沈砚在忙碌之余,看着儿子熟睡的小脸,望着云岫常坐的书案,心中思念渐浓,却也满怀欣慰。他知道,他的妻子,正在属于她的道路上,坚定而勇敢地前行。他提笔给云岫写信,不谈家中琐事,只与她讨论近日读书心得,询问她学习进展,分享安儿的新趣事,末尾总不忘叮嘱:“潜心向学,勿念家中。寒夜添衣,善自珍重。”
云岫在镇上的日子,充实而辛苦。那位姓徐的老郎中起初对这位乡村来的小娘子并未十分看重,但见她态度恭谨,问的问题都在点上,所记医案虽稚嫩却条理清晰,尤其对妇人小儿调理颇有些独到见解,便也生了惜才之心,渐渐肯多指点她一些。云岫白日随诊、抄方、辨识药材,晚间便在自己的小屋里整理笔记,对照医书,常常熬到深夜。
除夕前,云岫归家。她人清减了些,但眼神更加清亮从容,带回的不仅是几册徐郎中赠与的医书抄本和厚厚的学习笔记,更有一种经过系统浸润后的沉静气度。安儿扑进母亲怀里,小脑袋蹭了又蹭,仿佛要将这些时日的思念都补回来。沈砚站在一旁,看着她与儿子亲昵,目光温暖。
年夜饭桌上,云岫说起镇上见闻,徐郎中的教诲,以及一些新的医药见解。沈家人听得入神,连安儿也睁大眼睛,似懂非懂地听着。沈砚不时插话讨论,气氛热烈。沈清远捻须微笑,对沈夫人低声道:“砚儿媳妇,如今真有些‘女先生’的样子了。”
年后,云岫将所学融入实践,药庐的“业务”越发规范。她开始尝试将一些验证有效的方剂预先配制成便于取用的膏、丹、丸、散,并详细注明功效、用法、禁忌,分门别类存放。她还带着铁蛋和两个女孩,将常用草药的生长习性、采摘时节、炮制方法,整理成图文并茂的小册子,便于传授。
春天,耕读学堂外的空地上,云岫开辟了一小片“药圃”,种些常用且易于栽培的草药,如薄荷、紫苏、金银花、芍药等。她让蒙馆的学童们也参与照料,并借此讲解植物知识、药性常识。孩子们觉得新奇有趣,学得格外起劲。
这一日,春光烂漫,药圃里新栽的芍药抽出了嫩红的花苞。沈砚下学后,携着安儿来到药圃边。云岫正弯腰查看药材长势,铁蛋在一旁浇水。夕阳将他们的身影拉得很长。

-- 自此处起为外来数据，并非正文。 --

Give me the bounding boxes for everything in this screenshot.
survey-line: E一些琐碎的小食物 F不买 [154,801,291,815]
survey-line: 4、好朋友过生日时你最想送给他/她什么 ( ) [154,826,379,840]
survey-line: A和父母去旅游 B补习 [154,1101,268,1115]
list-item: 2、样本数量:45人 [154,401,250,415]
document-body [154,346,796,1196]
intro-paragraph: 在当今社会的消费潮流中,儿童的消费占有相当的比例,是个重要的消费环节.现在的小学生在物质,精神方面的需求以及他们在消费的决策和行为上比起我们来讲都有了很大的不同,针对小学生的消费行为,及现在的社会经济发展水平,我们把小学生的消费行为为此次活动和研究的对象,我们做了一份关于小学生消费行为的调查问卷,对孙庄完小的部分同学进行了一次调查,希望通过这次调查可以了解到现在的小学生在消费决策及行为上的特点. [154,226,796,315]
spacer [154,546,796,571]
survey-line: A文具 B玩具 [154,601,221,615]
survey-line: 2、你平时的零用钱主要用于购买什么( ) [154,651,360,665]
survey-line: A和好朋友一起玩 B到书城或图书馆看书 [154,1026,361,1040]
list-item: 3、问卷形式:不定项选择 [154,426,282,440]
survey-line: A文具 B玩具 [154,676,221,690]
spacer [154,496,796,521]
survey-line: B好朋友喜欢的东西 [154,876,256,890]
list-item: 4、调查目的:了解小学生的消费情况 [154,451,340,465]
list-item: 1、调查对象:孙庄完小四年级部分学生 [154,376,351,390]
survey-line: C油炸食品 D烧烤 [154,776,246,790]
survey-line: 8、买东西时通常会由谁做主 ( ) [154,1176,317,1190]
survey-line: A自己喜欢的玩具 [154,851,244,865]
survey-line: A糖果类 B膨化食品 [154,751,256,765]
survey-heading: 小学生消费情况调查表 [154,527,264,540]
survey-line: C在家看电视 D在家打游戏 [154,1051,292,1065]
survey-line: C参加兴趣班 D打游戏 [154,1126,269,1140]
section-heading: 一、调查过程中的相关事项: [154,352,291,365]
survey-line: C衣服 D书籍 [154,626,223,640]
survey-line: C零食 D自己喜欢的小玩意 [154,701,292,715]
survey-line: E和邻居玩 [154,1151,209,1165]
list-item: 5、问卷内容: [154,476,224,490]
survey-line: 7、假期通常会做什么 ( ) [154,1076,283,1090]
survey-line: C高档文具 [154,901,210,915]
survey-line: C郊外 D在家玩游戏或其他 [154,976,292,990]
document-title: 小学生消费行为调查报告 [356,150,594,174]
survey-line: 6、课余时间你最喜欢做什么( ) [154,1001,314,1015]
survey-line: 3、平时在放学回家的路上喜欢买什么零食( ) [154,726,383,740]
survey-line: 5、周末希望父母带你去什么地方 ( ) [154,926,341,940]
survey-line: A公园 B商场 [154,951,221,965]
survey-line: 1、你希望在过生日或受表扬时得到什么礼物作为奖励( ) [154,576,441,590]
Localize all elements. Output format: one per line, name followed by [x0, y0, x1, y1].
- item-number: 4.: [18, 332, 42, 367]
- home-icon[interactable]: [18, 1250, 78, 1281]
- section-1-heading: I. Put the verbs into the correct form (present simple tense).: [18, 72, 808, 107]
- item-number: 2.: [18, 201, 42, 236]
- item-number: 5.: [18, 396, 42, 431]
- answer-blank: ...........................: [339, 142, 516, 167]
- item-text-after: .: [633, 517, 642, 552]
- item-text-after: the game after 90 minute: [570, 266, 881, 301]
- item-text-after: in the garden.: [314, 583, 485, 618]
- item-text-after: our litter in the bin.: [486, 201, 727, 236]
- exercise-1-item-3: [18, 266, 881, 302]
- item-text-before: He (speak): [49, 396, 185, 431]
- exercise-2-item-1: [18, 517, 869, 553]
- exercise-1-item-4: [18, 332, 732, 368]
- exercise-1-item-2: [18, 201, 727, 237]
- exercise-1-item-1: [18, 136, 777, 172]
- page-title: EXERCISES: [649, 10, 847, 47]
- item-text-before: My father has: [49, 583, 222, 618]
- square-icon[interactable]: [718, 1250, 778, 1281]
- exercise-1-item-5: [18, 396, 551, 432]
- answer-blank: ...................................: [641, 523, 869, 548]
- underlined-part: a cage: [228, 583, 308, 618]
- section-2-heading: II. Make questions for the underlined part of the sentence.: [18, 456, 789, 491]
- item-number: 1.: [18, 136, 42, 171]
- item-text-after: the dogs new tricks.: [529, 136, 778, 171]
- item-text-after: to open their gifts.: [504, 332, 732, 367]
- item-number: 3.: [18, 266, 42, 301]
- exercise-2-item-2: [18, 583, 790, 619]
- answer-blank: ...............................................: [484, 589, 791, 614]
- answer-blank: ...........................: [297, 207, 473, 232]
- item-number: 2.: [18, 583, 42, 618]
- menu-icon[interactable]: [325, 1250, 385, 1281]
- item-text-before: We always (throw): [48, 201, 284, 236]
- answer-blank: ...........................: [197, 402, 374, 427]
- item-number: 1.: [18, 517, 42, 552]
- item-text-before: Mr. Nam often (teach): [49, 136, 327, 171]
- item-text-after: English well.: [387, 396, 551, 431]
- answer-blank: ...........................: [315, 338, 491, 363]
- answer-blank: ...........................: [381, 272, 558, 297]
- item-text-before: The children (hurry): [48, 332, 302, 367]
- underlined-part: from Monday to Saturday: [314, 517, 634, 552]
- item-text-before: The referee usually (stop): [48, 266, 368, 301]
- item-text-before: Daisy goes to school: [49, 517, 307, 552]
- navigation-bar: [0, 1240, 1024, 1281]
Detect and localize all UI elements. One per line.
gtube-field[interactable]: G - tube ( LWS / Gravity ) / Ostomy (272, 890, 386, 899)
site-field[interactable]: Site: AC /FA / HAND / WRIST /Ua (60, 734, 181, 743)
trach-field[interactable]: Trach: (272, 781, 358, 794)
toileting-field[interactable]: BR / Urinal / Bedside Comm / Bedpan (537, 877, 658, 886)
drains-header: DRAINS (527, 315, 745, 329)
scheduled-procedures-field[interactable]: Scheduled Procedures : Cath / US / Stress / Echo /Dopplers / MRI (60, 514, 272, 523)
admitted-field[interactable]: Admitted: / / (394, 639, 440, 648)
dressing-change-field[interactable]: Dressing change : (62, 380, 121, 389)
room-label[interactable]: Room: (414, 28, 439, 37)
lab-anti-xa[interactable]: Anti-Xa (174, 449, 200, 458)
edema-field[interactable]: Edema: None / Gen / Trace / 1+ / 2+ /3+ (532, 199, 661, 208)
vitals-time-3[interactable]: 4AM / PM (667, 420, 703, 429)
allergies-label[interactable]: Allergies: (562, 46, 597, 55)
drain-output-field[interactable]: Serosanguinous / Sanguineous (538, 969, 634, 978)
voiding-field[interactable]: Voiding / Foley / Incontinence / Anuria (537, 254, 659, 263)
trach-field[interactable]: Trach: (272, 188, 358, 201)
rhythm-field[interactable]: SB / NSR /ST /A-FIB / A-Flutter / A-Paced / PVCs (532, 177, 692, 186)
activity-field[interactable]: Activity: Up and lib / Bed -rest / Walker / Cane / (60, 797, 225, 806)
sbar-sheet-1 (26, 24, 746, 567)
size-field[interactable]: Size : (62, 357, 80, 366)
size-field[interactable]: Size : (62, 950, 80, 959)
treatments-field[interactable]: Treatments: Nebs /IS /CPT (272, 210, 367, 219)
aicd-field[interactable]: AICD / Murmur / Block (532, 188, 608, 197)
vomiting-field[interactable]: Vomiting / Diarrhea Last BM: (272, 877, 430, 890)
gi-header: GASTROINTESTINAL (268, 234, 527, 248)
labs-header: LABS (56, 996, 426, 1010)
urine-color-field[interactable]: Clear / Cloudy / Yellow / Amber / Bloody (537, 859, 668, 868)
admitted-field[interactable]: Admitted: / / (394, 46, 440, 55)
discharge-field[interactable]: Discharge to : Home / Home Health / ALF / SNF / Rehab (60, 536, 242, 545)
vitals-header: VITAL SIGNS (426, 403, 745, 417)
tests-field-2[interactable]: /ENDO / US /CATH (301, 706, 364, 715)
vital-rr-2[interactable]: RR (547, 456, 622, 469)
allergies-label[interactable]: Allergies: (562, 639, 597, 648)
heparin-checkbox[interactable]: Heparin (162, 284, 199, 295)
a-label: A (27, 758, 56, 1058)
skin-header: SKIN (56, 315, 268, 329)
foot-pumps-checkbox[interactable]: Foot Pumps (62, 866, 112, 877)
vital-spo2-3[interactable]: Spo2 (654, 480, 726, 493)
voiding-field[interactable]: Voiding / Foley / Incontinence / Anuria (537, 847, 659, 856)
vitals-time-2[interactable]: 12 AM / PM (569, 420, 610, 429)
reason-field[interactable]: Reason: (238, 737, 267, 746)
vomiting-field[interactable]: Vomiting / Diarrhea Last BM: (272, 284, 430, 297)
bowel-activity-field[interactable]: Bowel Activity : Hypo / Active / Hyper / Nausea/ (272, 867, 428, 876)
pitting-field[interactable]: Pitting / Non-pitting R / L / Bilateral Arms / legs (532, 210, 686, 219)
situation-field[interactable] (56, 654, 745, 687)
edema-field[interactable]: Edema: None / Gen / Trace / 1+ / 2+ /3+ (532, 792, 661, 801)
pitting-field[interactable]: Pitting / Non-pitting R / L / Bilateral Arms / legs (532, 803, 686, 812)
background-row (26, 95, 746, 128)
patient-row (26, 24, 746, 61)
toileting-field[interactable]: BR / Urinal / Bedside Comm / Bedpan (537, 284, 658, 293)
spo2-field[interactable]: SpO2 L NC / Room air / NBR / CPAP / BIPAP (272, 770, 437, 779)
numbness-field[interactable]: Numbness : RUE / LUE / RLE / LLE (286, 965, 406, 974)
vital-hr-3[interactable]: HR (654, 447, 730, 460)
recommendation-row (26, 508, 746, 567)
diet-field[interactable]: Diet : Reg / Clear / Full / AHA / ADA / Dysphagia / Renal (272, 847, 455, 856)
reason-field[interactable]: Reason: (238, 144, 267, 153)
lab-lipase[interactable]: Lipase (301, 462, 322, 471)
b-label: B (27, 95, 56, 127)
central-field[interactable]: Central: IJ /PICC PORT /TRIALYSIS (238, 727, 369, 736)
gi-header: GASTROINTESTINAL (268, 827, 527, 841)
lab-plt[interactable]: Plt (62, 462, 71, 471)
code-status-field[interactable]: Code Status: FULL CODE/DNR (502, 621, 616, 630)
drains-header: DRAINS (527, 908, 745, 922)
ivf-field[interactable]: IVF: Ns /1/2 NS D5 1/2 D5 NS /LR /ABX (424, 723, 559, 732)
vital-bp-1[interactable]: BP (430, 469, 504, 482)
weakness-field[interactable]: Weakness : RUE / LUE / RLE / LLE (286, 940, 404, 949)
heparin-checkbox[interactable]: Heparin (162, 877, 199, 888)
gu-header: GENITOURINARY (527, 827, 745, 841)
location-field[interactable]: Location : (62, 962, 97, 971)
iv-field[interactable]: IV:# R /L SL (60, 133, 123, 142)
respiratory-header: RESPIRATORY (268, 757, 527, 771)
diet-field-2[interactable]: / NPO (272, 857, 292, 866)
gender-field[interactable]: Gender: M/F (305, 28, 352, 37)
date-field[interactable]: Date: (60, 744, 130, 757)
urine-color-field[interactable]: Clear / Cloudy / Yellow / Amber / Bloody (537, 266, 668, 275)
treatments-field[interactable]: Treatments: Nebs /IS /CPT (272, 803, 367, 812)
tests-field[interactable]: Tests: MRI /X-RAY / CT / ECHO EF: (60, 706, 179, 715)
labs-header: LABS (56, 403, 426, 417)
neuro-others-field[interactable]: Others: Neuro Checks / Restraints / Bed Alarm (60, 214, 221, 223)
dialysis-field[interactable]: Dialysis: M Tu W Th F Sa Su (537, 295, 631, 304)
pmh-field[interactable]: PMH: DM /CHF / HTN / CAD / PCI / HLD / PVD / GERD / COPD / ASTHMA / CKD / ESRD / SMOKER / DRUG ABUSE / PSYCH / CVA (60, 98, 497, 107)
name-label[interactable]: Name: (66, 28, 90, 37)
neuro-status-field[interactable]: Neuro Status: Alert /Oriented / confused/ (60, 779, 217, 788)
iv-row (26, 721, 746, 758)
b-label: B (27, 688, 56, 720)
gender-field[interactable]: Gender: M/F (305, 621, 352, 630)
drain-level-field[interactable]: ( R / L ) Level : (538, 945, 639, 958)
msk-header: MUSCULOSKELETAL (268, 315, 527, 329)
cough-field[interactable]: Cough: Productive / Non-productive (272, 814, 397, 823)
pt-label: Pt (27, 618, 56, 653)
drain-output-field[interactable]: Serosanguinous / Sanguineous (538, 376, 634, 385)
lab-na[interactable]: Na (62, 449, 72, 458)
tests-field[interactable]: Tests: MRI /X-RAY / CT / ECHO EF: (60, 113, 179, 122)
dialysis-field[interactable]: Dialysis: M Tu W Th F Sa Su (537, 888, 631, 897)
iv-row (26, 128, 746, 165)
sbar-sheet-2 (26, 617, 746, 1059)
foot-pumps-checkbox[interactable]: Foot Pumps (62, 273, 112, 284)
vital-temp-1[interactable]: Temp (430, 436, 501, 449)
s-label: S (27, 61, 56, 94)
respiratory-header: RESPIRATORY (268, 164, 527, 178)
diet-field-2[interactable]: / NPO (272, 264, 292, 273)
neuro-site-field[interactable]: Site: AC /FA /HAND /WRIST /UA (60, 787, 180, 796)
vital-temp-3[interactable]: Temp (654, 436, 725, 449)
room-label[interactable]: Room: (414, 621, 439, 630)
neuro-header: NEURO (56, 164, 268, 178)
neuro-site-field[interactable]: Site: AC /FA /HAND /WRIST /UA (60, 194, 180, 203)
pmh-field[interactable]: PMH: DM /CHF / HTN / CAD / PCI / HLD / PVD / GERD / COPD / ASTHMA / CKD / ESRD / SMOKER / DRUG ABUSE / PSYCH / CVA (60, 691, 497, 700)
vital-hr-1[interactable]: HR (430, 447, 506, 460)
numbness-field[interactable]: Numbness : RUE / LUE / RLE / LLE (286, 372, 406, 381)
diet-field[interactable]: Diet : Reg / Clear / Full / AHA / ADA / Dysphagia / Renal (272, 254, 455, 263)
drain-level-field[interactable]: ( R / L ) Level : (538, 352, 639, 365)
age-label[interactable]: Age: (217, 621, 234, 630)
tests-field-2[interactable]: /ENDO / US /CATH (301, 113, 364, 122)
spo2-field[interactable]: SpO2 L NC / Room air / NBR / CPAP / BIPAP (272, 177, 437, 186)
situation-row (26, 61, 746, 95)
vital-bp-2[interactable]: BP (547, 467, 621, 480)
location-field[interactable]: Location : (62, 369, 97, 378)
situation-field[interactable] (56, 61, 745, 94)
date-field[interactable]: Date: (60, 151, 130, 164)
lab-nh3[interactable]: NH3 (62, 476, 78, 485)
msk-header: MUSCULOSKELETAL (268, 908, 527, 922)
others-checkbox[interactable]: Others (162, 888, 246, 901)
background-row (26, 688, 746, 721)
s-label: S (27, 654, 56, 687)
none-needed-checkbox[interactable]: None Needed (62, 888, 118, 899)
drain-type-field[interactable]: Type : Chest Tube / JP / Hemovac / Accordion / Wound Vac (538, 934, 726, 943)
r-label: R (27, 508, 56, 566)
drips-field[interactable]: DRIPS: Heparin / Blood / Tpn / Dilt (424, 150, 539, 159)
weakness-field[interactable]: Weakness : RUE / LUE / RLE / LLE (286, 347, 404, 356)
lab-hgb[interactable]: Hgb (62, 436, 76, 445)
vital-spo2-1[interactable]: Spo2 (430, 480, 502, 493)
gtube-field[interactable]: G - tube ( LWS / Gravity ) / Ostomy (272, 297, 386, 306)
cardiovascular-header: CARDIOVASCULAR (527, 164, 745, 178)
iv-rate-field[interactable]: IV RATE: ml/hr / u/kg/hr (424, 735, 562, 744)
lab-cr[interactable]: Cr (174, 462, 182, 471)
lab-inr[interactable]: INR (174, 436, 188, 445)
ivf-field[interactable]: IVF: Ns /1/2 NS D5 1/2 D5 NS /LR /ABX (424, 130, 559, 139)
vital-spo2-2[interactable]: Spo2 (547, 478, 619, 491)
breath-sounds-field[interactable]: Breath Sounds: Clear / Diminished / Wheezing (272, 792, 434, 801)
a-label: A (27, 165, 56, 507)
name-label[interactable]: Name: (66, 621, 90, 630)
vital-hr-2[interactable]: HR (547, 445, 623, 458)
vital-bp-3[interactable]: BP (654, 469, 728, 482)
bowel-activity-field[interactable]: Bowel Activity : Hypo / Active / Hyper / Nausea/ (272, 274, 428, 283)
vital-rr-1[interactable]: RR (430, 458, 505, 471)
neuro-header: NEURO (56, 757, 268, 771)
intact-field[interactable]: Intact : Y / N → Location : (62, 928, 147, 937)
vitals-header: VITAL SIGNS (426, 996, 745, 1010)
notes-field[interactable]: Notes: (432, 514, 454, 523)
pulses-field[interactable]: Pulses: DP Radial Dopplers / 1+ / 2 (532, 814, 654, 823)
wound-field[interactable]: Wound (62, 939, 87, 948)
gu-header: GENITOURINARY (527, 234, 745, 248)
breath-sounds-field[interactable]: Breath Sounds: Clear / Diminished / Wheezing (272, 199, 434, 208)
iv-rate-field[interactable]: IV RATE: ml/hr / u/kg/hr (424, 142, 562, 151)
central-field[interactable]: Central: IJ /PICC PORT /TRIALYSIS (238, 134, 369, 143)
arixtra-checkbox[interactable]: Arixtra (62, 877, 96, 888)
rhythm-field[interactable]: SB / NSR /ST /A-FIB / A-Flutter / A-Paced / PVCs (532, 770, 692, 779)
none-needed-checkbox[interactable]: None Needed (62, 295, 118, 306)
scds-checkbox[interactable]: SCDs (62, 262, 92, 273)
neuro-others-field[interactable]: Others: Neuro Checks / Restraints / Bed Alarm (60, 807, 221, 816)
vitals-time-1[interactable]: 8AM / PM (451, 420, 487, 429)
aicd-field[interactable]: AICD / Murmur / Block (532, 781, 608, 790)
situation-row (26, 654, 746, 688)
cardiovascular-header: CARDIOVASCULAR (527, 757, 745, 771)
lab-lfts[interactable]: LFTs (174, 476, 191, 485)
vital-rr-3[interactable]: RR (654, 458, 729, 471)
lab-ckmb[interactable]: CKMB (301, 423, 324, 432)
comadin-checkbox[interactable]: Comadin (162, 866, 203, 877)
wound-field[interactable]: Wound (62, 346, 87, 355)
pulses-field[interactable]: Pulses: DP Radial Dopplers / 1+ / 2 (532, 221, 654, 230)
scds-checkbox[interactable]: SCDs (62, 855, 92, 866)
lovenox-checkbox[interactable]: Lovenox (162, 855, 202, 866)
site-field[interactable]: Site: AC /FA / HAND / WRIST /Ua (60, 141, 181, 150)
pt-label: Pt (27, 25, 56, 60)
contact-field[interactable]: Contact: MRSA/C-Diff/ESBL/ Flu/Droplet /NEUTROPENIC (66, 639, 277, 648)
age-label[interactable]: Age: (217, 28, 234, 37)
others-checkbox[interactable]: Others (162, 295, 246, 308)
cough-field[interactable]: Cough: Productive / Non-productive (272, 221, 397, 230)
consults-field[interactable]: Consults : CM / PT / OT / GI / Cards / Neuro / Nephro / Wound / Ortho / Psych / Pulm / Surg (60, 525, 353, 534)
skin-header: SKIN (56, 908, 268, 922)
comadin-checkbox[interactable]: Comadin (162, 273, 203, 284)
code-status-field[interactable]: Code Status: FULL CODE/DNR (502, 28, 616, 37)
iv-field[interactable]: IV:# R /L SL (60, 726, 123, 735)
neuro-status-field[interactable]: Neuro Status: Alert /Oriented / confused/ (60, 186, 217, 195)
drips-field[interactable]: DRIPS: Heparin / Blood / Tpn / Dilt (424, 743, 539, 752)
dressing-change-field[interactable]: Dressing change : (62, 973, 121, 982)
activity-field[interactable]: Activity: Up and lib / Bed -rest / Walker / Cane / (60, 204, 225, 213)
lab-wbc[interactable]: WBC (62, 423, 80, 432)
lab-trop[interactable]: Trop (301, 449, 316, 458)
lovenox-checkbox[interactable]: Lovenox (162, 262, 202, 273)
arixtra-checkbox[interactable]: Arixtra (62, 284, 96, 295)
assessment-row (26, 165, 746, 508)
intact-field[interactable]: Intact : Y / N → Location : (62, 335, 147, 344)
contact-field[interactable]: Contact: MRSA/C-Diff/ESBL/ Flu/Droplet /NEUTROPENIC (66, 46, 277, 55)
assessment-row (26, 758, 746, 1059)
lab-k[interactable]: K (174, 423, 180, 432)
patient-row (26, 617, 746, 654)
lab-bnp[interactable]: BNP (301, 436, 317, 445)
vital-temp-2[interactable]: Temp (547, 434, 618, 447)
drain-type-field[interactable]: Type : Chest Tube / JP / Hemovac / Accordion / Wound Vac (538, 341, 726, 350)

安儿挣脱父亲的手,跑到母亲身边,指着芍药花苞问:“娘,这是什么花?”
云岫直起身,将他揽到身边,柔声道:“这是芍药,它的根可以入药,能养血调经,柔肝止痛。”
“像娘一样,能治病吗?”安儿仰着小脸。
云岫笑了,摸摸他的头:“娘还在学,希望能像这芍药一样,有点用处。”
沈砚走过来,看着妻子温婉的侧影和生机勃勃的药圃,再看看不远处书声琅琅的学堂,心中被一种充盈的幸福感涨满。功名之路,他曾奋力攀登,如今却甘愿在此驻足,因为在这里,他找到了比个人荣辱更值得耕耘的田野——播撒知识的种子,守护健康的微光,陪伴妻儿成长,与这片土地同呼吸、共命运。
他蹲下身,将安儿和云岫一同拥入怀中。晚风拂过,送来药圃的淡淡清香和学堂隐约的诵读声。他们的世界,不大,却坚实而温暖;他们的理想,不高远,却如这遍野新绿,充满了向下扎根、向上生长的无穷生命力。未来或许仍有风雨,但根植于此的他们,已拥有了抵御一切、并不断滋养他人的深厚力量。